Sierra Foothills Twist: Spanish Varieties Shake Things Up

There's a California Blue Oak tree atop the property at Twisted Oak Winery in Murphys, California. It’s not exactly twisted, beaten ruthlessly by winds or somehow malformed from earthquakes or lightening strikes, but it’s beautiful nonetheless. The name of the winery however, is more fitting for owners Jeff and Mary Stai (pronounced “stye”) and their renegade and irreverent brand of wines, than for a tree.

Launched in 2003, Twisted Oak Winery takes its philosophical cues more from Monty Python than UC Davis. "We wanted to be simultaneously fun, family friendly and have a great product," Jeff Stai says. That's exactly why rubber chickens adorn the tasting room and why they make a white wine called “Sierra Foothills %@#$!” (a blend of roussane and marsanne, also know as Potty Mouth White) and a red they named “Calaveras County *%#&@!” (a blend of mourvedre, syrah and granache also called, you guessed it, Potty Mouth Red). Twisted Oak also occasionally produces a port, affectionally called Pig Stai. Twisted Oak even started the official Take Your Rubber Chicken to Work Week, where diehard wine fans get prizes for the photos they submit when the rubber chicken shows up in the workplace, probably to the dismay of bosses everywhere.Twisted Oak's Jeff Stie with Rubber Chickens (Click to Enlarge)

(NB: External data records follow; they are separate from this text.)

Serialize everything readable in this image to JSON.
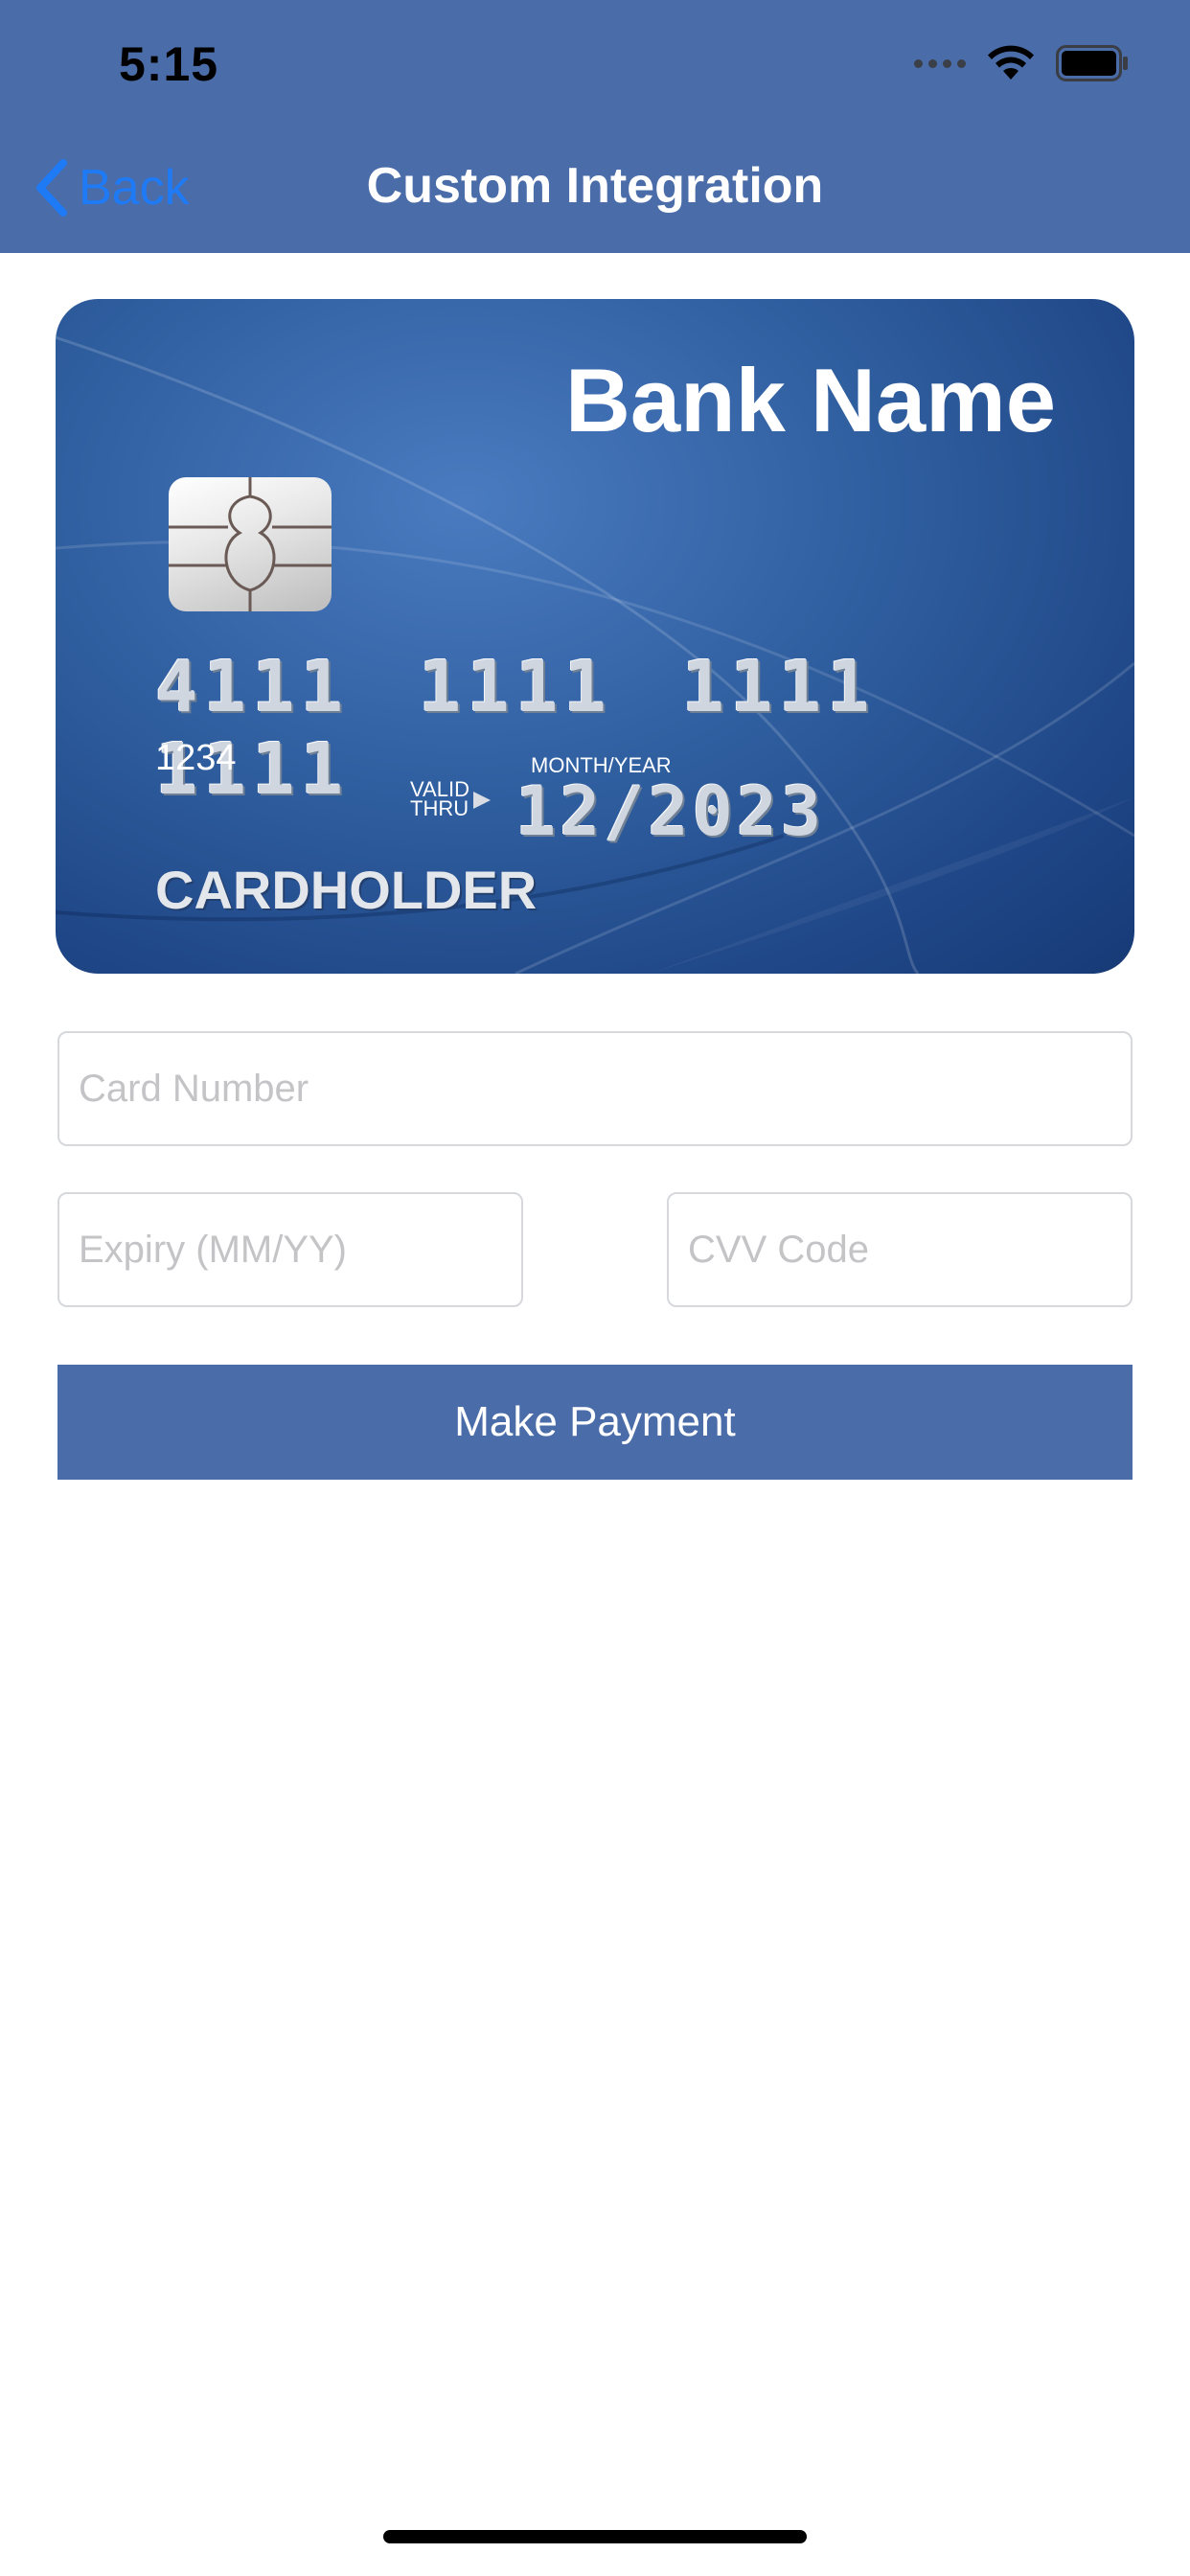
{
  "status_bar": {
    "time": "5:15"
  },
  "nav": {
    "back_label": "Back",
    "title": "Custom Integration"
  },
  "card": {
    "bank_name": "Bank Name",
    "number": "4111 1111 1111 1111",
    "small_number": "1234",
    "month_year_label": "MONTH/YEAR",
    "valid_thru_line1": "VALID",
    "valid_thru_line2": "THRU",
    "expiry": "12/2023",
    "holder": "CARDHOLDER"
  },
  "form": {
    "card_number_placeholder": "Card Number",
    "expiry_placeholder": "Expiry (MM/YY)",
    "cvv_placeholder": "CVV Code",
    "submit_label": "Make Payment"
  },
  "colors": {
    "nav_background": "#4a6ca8",
    "back_link": "#1f7af6",
    "button_background": "#4a6ca8"
  }
}
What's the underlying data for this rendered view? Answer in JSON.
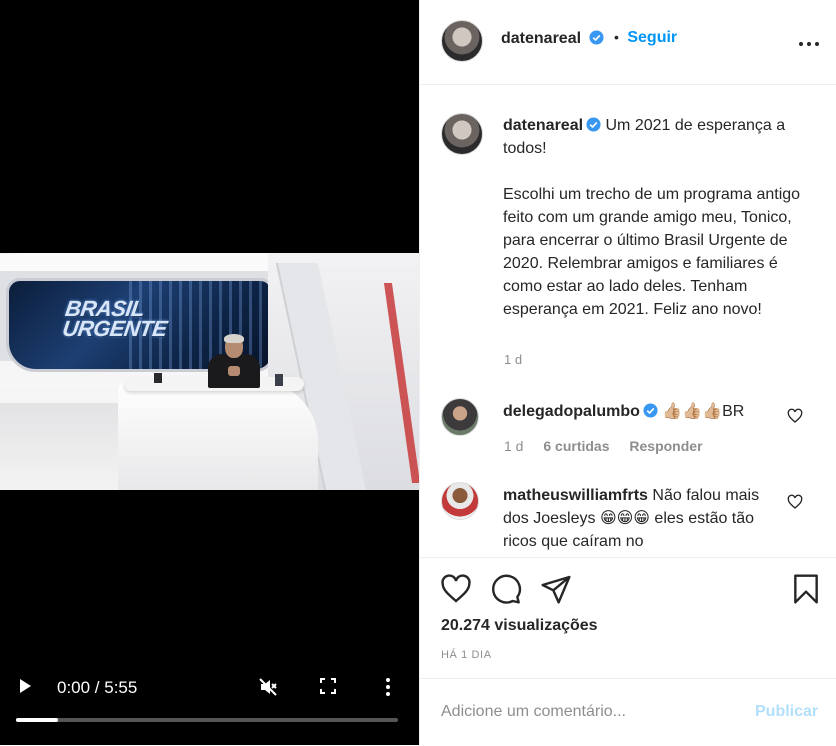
{
  "video": {
    "scene_logo_line1": "BRASIL",
    "scene_logo_line2": "URGENTE",
    "time_display": "0:00 / 5:55",
    "progress_fraction": 0.11,
    "icons": [
      "play-icon",
      "mute-icon",
      "fullscreen-icon",
      "more-vertical-icon"
    ]
  },
  "header": {
    "username": "datenareal",
    "separator": "•",
    "follow_label": "Seguir",
    "more_icon": "more-horizontal-icon"
  },
  "caption": {
    "username": "datenareal",
    "line1": "Um 2021 de esperança a todos!",
    "paragraph2": "Escolhi um trecho de um programa antigo feito com um grande amigo meu, Tonico, para encerrar o último Brasil Urgente de 2020. Relembrar amigos e familiares é como estar ao lado deles. Tenham esperança em 2021. Feliz ano novo!",
    "time": "1 d"
  },
  "comments": [
    {
      "username": "delegadopalumbo",
      "text": "👍🏼👍🏼👍🏼BR",
      "time": "1 d",
      "likes": "6 curtidas",
      "reply": "Responder"
    },
    {
      "username": "matheuswilliamfrts",
      "text": "Não falou mais dos Joesleys 😁😁😁 eles estão tão ricos que caíram no"
    }
  ],
  "actions": {
    "views": "20.274 visualizações",
    "posted_ago": "HÁ 1 DIA"
  },
  "add_comment": {
    "placeholder": "Adicione um comentário...",
    "post_label": "Publicar"
  },
  "colors": {
    "accent": "#0095f6",
    "post_disabled": "#b2dffc",
    "muted_text": "#8e8e8e",
    "primary_text": "#262626"
  }
}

Jeff and Mary Stai, originally from the Los Angeles area, were looking for a vineyard property near Santa Barbara. But it was the allure of the Gold Country, the Sierra Foothills that drew them to eventually call the 1850s mining town home. "The wines up here thrilled us,” Stie told me. “It was always in the back of my mind to find a place here someday.” That someday arrived when they bought 120 aces as an investment property in 2001. "I always thought, this would be a cool place to live," Stai said.

Jeff, working as an electrical engineer wasn't planning on leaving L.A., not just yet, though there were long term plans to escape the big bad city. "Being in the engineering field, I knew a few engineers who were also in the wine business. One guy I knew had four acres of zinfandel in Morgan Hill, south of San Jose." Stai was invited one day to a winemaker dinner. "They were serving these wines that were fantastic. They had all these flavors going on, it blew my mind. That was a pivotal moment." He started going to any tastings and wineries he could find. He and Mary would visit wineries and comment that, "If we had a winery we would do this, or we wouldn't do that. But I never had the desire to ferment anything. However, I found the wine business to be really interesting." he said.